The White House – and congressional Democrats – deny delaying the bills.
The vote comes shortly after the White House announced a diplomatic boycott of the Beijing 2022 Winter Olympics over what it termed China's "genocide" of the Uyghur minority and other human rights abuses, a move that drew a harsh rebuke from Beijing.
Earlier this summer, the U.S. government imposed similar restrictions on some Chinese imports, including solar panel materials, over Beijing's treatment of Uyghurs.
China called those restrictions "bandit-like."
In a separate 428-0 vote, the House also passed a resolution stating that the International Olympic Committee "failed to adhere to its own human rights commitments" amid doubts about the safety of Chinese tennis star Peng Shuai, who has accused a top Communist Party leader of sexual assault.
On Wednesday, Britain also joined the diplomatic boycott of the Beijing Olympics along with Australia, Turkey and the United States. The United Kingdom will not send ministers to the Winter Games in the Chinese capital Beijing, Prime Minister Boris Johnson told Parliament, as discord over a slew of issues strains relations.
"There will be effectively a diplomatic boycott of the Winter Olympics in Beijing," Johnson told the British Parliament, according to AFP.
As with the U.S. and Australian moves, he confirmed athletes would attend still, saying, "I do not think that sporting boycotts are sensible."
China accused the U.S. of violating the Olympic spirit on Tuesday, arguing that the U.S. is attempting to interfere with the Beijing Games "out of ideological prejudice and based on lies and rumors," Foreign Ministry spokesperson Zhao Lijian told reporters.
The boycott "seriously violates the principle of political neutrality of sports established by the Olympic Charter and runs counter to the Olympic motto 'more united,'" Chinese Foreign Ministry spokesperson Zhao told reporters, including from Reuters.
Human rights groups say that at least 1 million Uyghurs and other Turkic-speaking, mostly Muslim minorities have been incarcerated in camps in China's northwestern region of Xinjiang.
Organizations and foreign governments have found evidence of what they say are mass detentions, forced labor, political indoctrination, torture and forced sterilization.
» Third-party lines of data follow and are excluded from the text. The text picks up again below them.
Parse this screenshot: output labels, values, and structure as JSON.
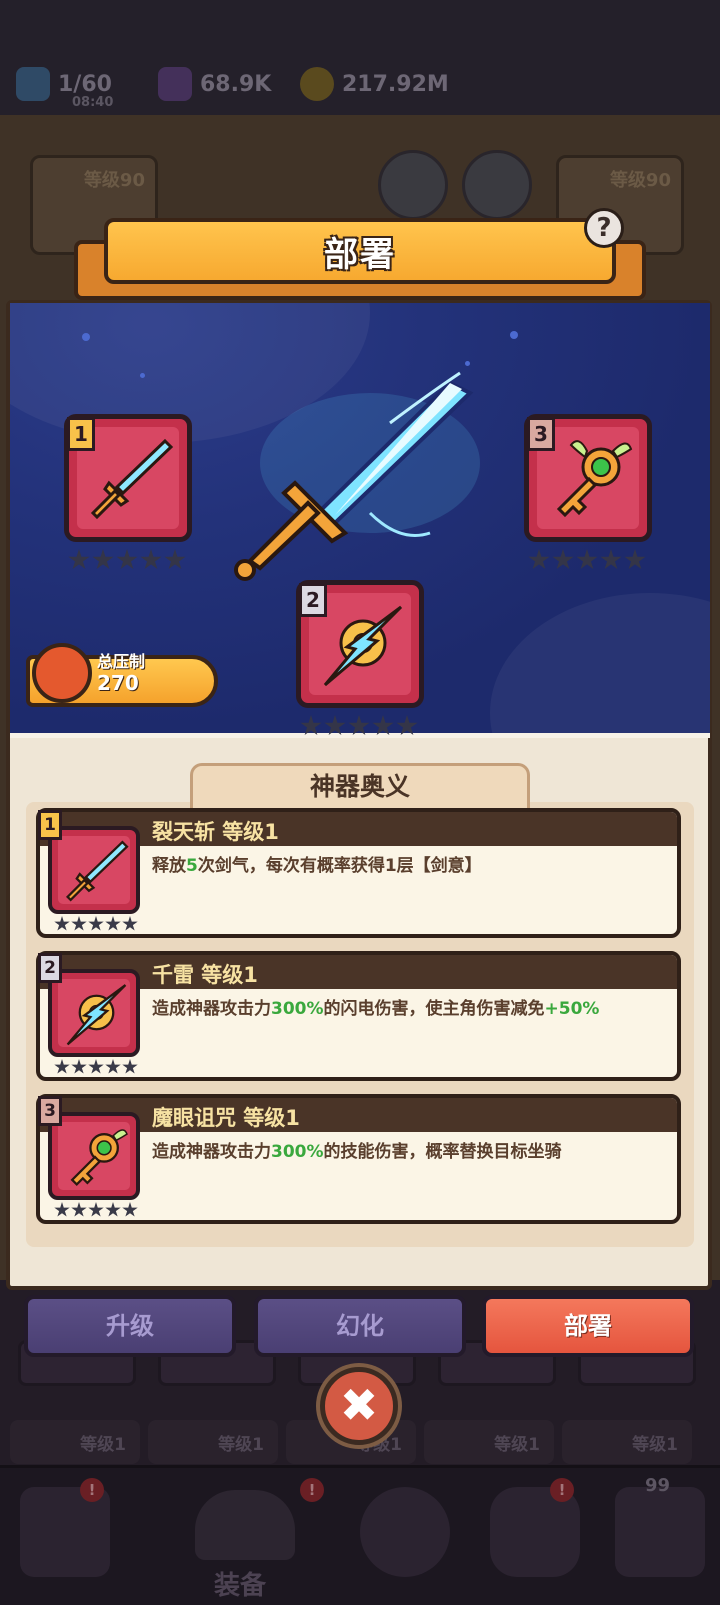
{
  "top_bar": {
    "energy": "1/60",
    "energy_timer": "08:40",
    "gems": "68.9K",
    "gold": "217.92M"
  },
  "background": {
    "slot_level_left": "等级90",
    "slot_level_right": "等级90",
    "grid_levels": [
      "等级1",
      "等级1",
      "等级1",
      "等级1",
      "等级1"
    ],
    "nav_label": "装备",
    "nav_badge": "!",
    "chest_count": "99"
  },
  "dialog": {
    "title": "部署",
    "help": "?",
    "slots": [
      {
        "num": "1",
        "item": "sword-icon",
        "stars": 5
      },
      {
        "num": "2",
        "item": "lightning-icon",
        "stars": 5
      },
      {
        "num": "3",
        "item": "key-icon",
        "stars": 5
      }
    ],
    "power": {
      "label": "总压制",
      "value": "270"
    },
    "section_title": "神器奥义",
    "skills": [
      {
        "num": "1",
        "title": "裂天斩 等级1",
        "desc_parts": [
          "释放",
          "5",
          "次剑气，每次有概率获得1层【剑意】"
        ]
      },
      {
        "num": "2",
        "title": "千雷 等级1",
        "desc_parts": [
          "造成神器攻击力",
          "300%",
          "的闪电伤害，使主角伤害减免",
          "+50%"
        ]
      },
      {
        "num": "3",
        "title": "魔眼诅咒 等级1",
        "desc_parts": [
          "造成神器攻击力",
          "300%",
          "的技能伤害，概率替换目标坐骑"
        ]
      }
    ],
    "buttons": {
      "upgrade": "升级",
      "transform": "幻化",
      "deploy": "部署"
    },
    "close": "✖"
  },
  "colors": {
    "accent_orange": "#f7a930",
    "card_red": "#c4304b",
    "highlight_green": "#3aa83d",
    "deploy_button": "#e5553e",
    "purple_button": "#4a3f73"
  }
}
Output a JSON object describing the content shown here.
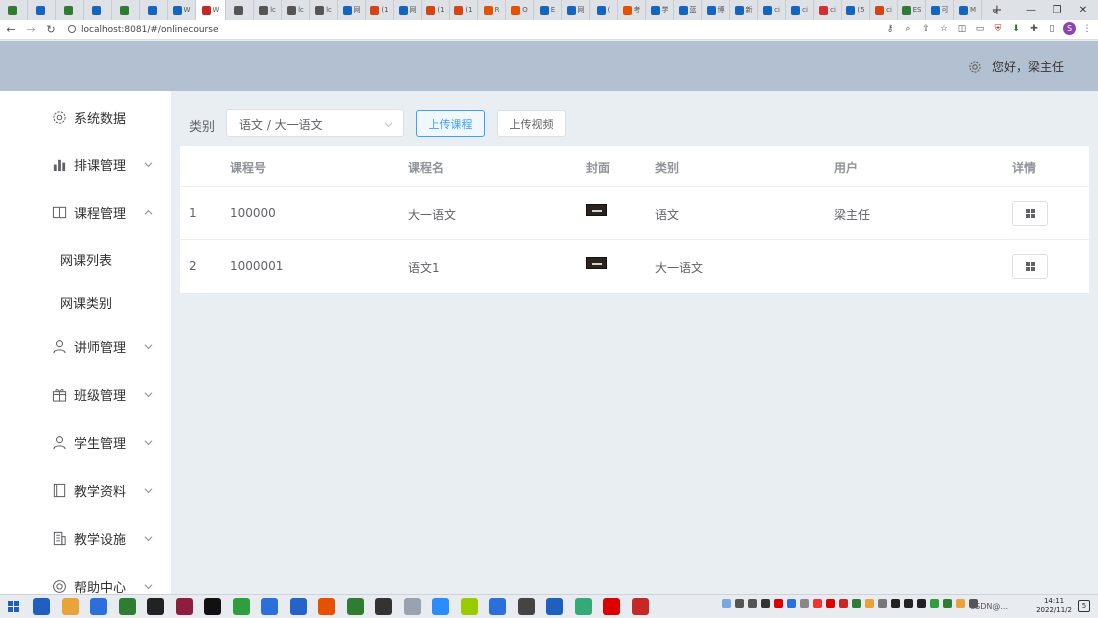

Washington has described it as "genocide."
After initially denying the existence of the Xinjiang camps, China later defended them as vocational training canters aimed at reducing the appeal of extremism.
In a new report published Wednesday, the Uyghur Human Rights Project – a U.S.-based advocacy group – said it had identified more than 300 Uyghur and other Muslim intellectuals believed to be detained in Xinjiang since 2017.
China has denied the accusations concerning its treatment of the Uyghurs and there was no immediate comment on the House vote from Beijing.